Eve hears the story and wants more. We arrange for a translator to go around with her and talk to the women we met in the lacemaking circle especially. I see her perform this piece years later in San Francisco.

We go to other places—Tetovo at the foot of the mountain and sparkling Lake Ohrid. We hear how people want to preserve their Albanian culture and language. As we drive, we see the huge lake from the car, the silvery mosques and homes lining the shore. It is hard to believe such a fierce struggle is going on. In Struga, a town at one end of the lake, we meet with a women’s rights group to help them with organizational questions and international funding. In the workshop we bring up the idea of being and knowing yourselves. It is odd to the women; they have puzzled looks. Some of them are overworked, taking care of refugees, and going back and forth to Pristina. When we ask them what their dreams are and to visualize their futures, they are silent, maybe a translation problem or a culture clash or the war. Valdete volunteers that she never thinks of herself separately from her family. The art workshop, however, is appealing to them, something they can do with their hands. I think of how egotistically Americans are raised in comparison. Here community comes first—their family, clan, the Kosovo Albanians.

I am tired and want to go home. The shingles have pretty much disappeared—it has been three weeks. The communication in different languages tires me out, although I love learning about Albanians and their culture and spending time with the women as they teach me their names—Melihate, Shqipe, Ajnete, Nahine, Lovideta, Valdete. Some are Muslim/Arabic names, they tell me. The discrimination against Albanian women is very serious, not only because of their ethnicity but because they are women. Nearby Tetovo, the unofficial capital of Kosovo Albanians, has the only university offering degrees in the Albanian language, but these are not recognized by the government of Macedonia. The scenery here is breathtaking but one can’t enjoy tourism when talking to people about trauma and war. We go back to the Cegrane tents.

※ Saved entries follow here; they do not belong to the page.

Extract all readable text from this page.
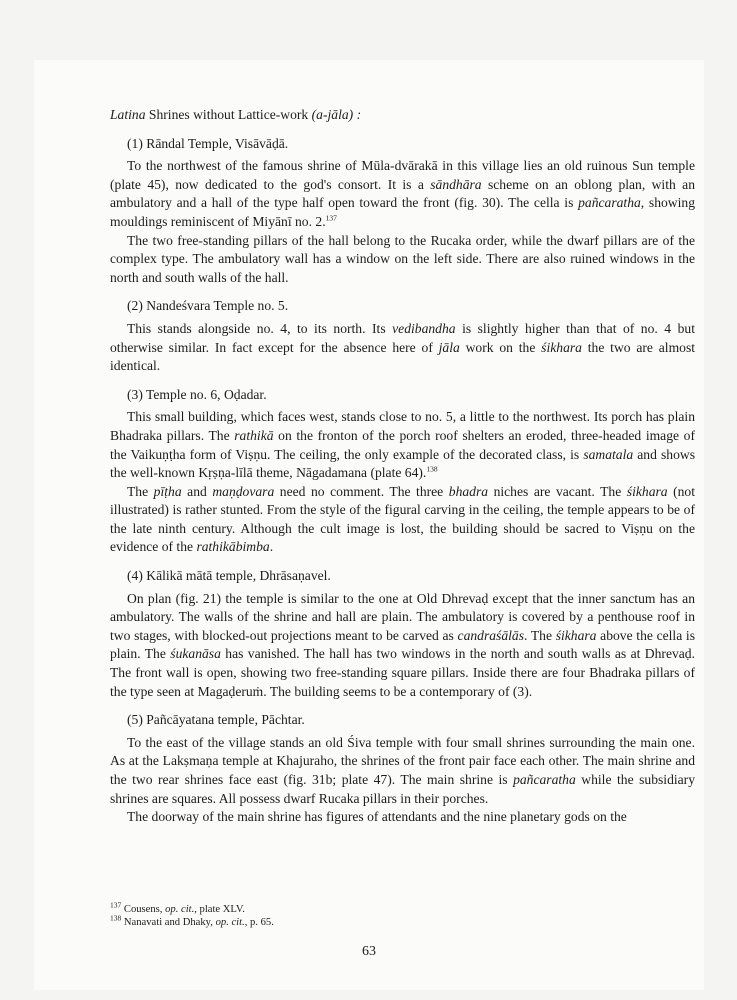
Latina Shrines without Lattice-work (a-jāla) :

(1) Rāndal Temple, Visāvāḍā.

To the northwest of the famous shrine of Mūla-dvārakā in this village lies an old ruinous Sun temple (plate 45), now dedicated to the god's consort. It is a sāndhāra scheme on an oblong plan, with an ambulatory and a hall of the type half open toward the front (fig. 30). The cella is pañcaratha, showing mouldings reminiscent of Miyānī no. 2.$^{137}$

The two free-standing pillars of the hall belong to the Rucaka order, while the dwarf pillars are of the complex type. The ambulatory wall has a window on the left side. There are also ruined windows in the north and south walls of the hall.

(2) Nandeśvara Temple no. 5.

This stands alongside no. 4, to its north. Its vedibandha is slightly higher than that of no. 4 but otherwise similar. In fact except for the absence here of jāla work on the śikhara the two are almost identical.

(3) Temple no. 6, Oḍadar.

This small building, which faces west, stands close to no. 5, a little to the northwest. Its porch has plain Bhadraka pillars. The rathikā on the fronton of the porch roof shelters an eroded, three-headed image of the Vaikuṇṭha form of Viṣṇu. The ceiling, the only example of the decorated class, is samatala and shows the well-known Kṛṣṇa-līlā theme, Nāgadamana (plate 64).$^{138}$

The pīṭha and maṇḍovara need no comment. The three bhadra niches are vacant. The śikhara (not illustrated) is rather stunted. From the style of the figural carving in the ceiling, the temple appears to be of the late ninth century. Although the cult image is lost, the building should be sacred to Viṣṇu on the evidence of the rathikābimba.

(4) Kālikā mātā temple, Dhrāsaṇavel.

On plan (fig. 21) the temple is similar to the one at Old Dhrevaḍ except that the inner sanctum has an ambulatory. The walls of the shrine and hall are plain. The ambulatory is covered by a penthouse roof in two stages, with blocked-out projections meant to be carved as candraśālās. The śikhara above the cella is plain. The śukanāsa has vanished. The hall has two windows in the north and south walls as at Dhrevaḍ. The front wall is open, showing two free-standing square pillars. Inside there are four Bhadraka pillars of the type seen at Magaḍeruṁ. The building seems to be a contemporary of (3).

(5) Pañcāyatana temple, Pāchtar.

To the east of the village stands an old Śiva temple with four small shrines surrounding the main one. As at the Lakṣmaṇa temple at Khajuraho, the shrines of the front pair face each other. The main shrine and the two rear shrines face east (fig. 31b; plate 47). The main shrine is pañcaratha while the subsidiary shrines are squares. All possess dwarf Rucaka pillars in their porches.

The doorway of the main shrine has figures of attendants and the nine planetary gods on the

$^{137}$ Cousens, op. cit., plate XLV.

$^{138}$ Nanavati and Dhaky, op. cit., p. 65.

63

As we prepare to leave the camp, we dance outside the tents, like the Roma people. Igo leads us. Such beautiful energy and laughter. The children join us with their boundless glee. I have fallen in love with the little boy I gave my radio to at the workshop. We look at each other and he hugs my legs. I wrap my arm around his head. Hetema and the little baby called Resistance are in the crowd. I go up to the baby, we look at each other, and I kiss the top of his head.

How I want see Hetema and her family again someday, Burbuqe who gave me a cherished book in Albanian, Igo with her incredible spirit, an Amazon sister, her love and comradeship so special! I don’t have words for these beautiful people I have bonded with. They stand around us and sing about Kosovo and sprinkle us with water, the children clutching us as we try to walk away. “Don’t forget us,” shouts one young woman in English.

I don’t forget.

South Africa: For Nelson Mandela

I had dreamed of this conversation when I was a young radical 25 years ago. I never thought I would go to South Africa, much less sit talking with a small community of black people who had to go to a spigot to collect their water.

Visiting our friend Susan, a white South African who had returned to her native Plettenberg Bay after the revolution triumphed and Nelson Mandela became president, we felt privileged to come with her to a township near the very tip of South Africa. While it was close to the most incredible vistas and scenery one could imagine, the people lived in dire poverty on a dry little hillside with one water source in lean-to shanties and huts.